Columbus native Mike Pence will assume the duties of governor of Indiana on Monday — a role that several others with Columbus ties only dreamed about.

The inauguration of Pence as the state’s chief executive will mark the first time that anyone with direct ties to this city has gotten that far in state politics.

Not that there weren’t those who tried or were considered.

Arguably the closest any Columbus resident got to occupying the governor’s office was more than a century ago when Hugh Th. Miller — father of Columbus philanthropists J. Irwin Miller and Clementine Tangeman — served as lieutenant governor of the state from 1905 to 1909.

In more recent times, there have been those who tried for the top spot but failed.

Previous to Pence, the only Columbus resident to get on the gubernatorial ballot for the general election was businessman Kenn Gividen in 2004.

However, he ran on the Libertarian ticket and garnered only 31,664 votes in the general election compared with winner Mitch Daniels’ 1,302,912.

A more serious bid was mounted by former state Sen. Robert Garton, R-Columbus.

Garton, who as president pro tempore of the Indiana Senate was regarded as the second-most powerful person in the state, announced in August 1995 that he would seek the Republican gubernatorial nomination. However, his campaign never caught fire, and he withdrew before the primary election.

A number of Columbus residents either entertained the idea of running for governor or were mentioned as possibilities.

The aforementioned J. Irwin Miller was encouraged a number of times to run for governor.

He also was held out as an ideal presidential candidate, most notably by Esquire magazine, which carried his photo on the front page of the magazine in 1967 alongside the headline “This man ought to be the next president.”

Miller took a pass on both ventures.

Former U.S. Rep. Lee Hamilton, D-Ind., who practiced law in Columbus in the 1950s and ’60s, enjoyed similar celebrity with a number of his fellow Democrats urging him to give up his House seat and run for governor. Others entertained loftier goals, describing him as presidential material.

His name also surfaced in speculation about presidential running mates and Cabinet appointments.

He stayed in the House of Representatives until his retirement in 1999.

Columbus businessman W. Calvert Brand also was considered gubernatorial material, particularly since he had served as a state representative and was state budget director in the Ed Whitcomb administration.

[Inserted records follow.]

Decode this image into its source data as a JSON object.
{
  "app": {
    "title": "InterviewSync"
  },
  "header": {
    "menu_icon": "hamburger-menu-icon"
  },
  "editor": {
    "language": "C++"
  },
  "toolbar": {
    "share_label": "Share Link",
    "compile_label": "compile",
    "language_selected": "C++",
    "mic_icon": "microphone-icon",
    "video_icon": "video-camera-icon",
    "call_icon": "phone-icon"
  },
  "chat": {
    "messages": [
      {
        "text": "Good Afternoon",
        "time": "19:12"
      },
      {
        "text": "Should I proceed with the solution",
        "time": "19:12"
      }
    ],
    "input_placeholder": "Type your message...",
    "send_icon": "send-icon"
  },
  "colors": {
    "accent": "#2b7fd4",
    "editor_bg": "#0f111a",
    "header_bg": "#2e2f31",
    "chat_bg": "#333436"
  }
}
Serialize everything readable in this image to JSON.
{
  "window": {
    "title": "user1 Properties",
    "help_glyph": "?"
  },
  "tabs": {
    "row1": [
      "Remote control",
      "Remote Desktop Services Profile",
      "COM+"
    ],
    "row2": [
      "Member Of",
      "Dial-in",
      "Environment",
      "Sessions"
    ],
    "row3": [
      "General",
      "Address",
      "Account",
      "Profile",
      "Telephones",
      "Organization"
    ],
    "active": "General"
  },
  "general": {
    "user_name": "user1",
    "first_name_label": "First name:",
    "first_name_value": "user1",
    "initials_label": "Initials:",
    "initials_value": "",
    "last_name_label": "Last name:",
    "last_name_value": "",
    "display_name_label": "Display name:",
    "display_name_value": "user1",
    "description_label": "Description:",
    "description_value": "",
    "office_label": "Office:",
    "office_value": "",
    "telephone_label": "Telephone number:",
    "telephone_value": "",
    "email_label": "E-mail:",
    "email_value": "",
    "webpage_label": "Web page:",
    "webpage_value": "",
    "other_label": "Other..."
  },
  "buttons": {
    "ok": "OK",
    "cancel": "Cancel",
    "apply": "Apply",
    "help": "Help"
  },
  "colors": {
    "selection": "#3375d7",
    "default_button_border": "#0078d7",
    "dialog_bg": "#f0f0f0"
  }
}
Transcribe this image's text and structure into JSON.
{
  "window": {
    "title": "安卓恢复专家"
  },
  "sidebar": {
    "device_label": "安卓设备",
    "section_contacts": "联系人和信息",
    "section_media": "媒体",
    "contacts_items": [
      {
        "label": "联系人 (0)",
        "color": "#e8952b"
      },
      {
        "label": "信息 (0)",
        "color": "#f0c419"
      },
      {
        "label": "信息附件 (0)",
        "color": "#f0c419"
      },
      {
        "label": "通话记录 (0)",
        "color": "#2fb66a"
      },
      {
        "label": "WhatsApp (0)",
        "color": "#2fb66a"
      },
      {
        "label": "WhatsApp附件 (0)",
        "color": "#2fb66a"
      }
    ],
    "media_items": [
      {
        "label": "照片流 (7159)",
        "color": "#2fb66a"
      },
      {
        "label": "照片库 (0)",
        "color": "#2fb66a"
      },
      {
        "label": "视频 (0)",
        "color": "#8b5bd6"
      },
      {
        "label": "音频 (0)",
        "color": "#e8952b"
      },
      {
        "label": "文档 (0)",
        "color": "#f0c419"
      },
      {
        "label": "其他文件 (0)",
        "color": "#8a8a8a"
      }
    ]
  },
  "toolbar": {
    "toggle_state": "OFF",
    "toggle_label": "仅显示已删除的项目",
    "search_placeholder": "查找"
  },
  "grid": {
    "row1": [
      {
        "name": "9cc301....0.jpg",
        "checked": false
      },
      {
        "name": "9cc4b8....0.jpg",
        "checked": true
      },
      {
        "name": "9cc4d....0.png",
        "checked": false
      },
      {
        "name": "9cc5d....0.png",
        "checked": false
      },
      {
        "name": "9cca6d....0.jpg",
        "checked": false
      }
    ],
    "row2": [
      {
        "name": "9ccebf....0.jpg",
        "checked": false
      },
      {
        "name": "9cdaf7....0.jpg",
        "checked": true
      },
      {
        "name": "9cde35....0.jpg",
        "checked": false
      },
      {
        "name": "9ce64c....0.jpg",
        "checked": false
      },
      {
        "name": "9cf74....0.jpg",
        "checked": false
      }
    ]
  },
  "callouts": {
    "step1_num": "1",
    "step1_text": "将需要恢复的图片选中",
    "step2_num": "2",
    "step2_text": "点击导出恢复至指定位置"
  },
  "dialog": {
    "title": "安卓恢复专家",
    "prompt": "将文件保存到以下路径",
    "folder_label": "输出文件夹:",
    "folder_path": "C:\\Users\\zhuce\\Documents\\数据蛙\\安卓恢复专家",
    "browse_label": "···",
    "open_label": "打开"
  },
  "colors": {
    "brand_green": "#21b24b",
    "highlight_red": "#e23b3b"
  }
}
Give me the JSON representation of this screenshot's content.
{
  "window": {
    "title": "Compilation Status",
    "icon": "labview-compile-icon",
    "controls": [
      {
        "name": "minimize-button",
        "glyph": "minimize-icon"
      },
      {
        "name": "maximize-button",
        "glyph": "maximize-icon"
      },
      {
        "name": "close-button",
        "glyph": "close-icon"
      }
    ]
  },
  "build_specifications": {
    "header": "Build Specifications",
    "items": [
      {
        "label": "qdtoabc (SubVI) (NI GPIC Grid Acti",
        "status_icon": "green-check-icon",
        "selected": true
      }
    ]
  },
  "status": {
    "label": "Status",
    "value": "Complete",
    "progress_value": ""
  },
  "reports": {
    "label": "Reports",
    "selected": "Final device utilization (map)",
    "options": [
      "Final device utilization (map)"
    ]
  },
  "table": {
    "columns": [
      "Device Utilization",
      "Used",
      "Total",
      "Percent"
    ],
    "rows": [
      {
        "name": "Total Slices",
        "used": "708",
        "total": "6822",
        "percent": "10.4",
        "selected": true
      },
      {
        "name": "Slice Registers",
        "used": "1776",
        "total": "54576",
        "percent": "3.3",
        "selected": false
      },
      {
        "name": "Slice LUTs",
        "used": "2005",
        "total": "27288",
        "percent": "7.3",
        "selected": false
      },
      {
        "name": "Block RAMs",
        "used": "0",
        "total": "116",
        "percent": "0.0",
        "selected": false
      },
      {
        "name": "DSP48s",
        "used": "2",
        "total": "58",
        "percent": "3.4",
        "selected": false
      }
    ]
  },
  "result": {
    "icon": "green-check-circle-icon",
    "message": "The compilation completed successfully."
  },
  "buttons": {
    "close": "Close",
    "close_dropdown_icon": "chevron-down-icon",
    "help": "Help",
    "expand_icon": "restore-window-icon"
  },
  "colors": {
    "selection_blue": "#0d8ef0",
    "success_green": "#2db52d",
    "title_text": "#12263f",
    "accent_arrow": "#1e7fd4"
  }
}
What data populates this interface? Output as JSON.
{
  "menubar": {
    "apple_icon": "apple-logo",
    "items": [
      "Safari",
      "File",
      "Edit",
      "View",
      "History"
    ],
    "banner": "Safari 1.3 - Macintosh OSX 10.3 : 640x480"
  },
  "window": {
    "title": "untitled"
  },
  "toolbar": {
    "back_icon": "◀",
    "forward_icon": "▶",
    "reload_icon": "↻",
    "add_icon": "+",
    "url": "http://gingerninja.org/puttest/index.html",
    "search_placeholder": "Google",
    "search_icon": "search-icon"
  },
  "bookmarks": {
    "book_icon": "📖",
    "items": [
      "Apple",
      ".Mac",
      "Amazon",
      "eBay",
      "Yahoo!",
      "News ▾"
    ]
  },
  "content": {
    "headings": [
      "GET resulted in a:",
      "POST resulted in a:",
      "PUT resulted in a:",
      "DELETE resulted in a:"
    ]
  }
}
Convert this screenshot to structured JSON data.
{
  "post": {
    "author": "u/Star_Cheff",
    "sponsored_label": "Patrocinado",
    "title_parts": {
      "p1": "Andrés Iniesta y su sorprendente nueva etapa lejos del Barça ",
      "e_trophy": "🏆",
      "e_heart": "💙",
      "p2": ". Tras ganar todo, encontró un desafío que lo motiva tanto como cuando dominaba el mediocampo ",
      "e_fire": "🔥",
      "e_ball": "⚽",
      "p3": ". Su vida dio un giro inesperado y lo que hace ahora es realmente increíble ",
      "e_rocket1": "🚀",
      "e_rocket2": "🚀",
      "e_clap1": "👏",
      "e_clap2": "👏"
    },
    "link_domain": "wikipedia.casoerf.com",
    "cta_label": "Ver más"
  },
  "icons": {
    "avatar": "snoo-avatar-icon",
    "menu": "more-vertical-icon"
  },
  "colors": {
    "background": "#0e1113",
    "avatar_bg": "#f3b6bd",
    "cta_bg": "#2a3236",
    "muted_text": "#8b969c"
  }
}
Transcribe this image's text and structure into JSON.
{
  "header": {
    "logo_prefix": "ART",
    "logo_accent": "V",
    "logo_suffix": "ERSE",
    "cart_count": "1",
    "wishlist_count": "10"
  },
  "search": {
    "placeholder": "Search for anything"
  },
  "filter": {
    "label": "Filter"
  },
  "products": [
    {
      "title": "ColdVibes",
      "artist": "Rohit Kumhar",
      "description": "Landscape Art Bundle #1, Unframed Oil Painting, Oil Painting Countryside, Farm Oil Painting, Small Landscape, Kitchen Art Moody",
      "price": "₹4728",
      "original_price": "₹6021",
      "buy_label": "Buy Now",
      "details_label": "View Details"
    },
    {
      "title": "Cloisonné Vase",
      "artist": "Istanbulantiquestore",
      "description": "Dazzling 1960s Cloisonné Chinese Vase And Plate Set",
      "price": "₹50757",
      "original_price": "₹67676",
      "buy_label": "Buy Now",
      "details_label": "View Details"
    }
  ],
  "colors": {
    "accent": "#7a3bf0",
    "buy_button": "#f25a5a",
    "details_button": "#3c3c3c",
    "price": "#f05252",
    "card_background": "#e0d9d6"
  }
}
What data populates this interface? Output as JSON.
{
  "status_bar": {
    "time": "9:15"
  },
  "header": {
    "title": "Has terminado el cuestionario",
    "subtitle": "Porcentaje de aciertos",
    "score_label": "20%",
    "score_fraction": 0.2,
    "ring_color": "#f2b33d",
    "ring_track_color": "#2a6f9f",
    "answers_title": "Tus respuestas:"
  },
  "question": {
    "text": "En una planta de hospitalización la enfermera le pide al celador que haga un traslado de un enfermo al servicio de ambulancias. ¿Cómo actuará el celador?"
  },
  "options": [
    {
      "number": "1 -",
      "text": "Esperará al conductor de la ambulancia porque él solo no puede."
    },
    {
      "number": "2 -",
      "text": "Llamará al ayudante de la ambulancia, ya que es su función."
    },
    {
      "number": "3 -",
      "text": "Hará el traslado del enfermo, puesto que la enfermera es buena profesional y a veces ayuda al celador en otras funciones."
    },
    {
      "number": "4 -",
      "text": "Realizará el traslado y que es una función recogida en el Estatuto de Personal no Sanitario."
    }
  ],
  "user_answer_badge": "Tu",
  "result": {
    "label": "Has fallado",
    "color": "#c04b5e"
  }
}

It was speculated that he might bid for his party’s nomination in 1972, but those plans were put aside when the highly popular Dr. Otis Bowen announced he would be running.

Several years later, Brand accepted an appointment as assistant secretary of the Department of Housing and Urban Development in the Reagan administration.

After serving the last 12 years in Congress as Indiana’s 6th District representative, Pence will be sworn in Monday as the state’s 50th governor.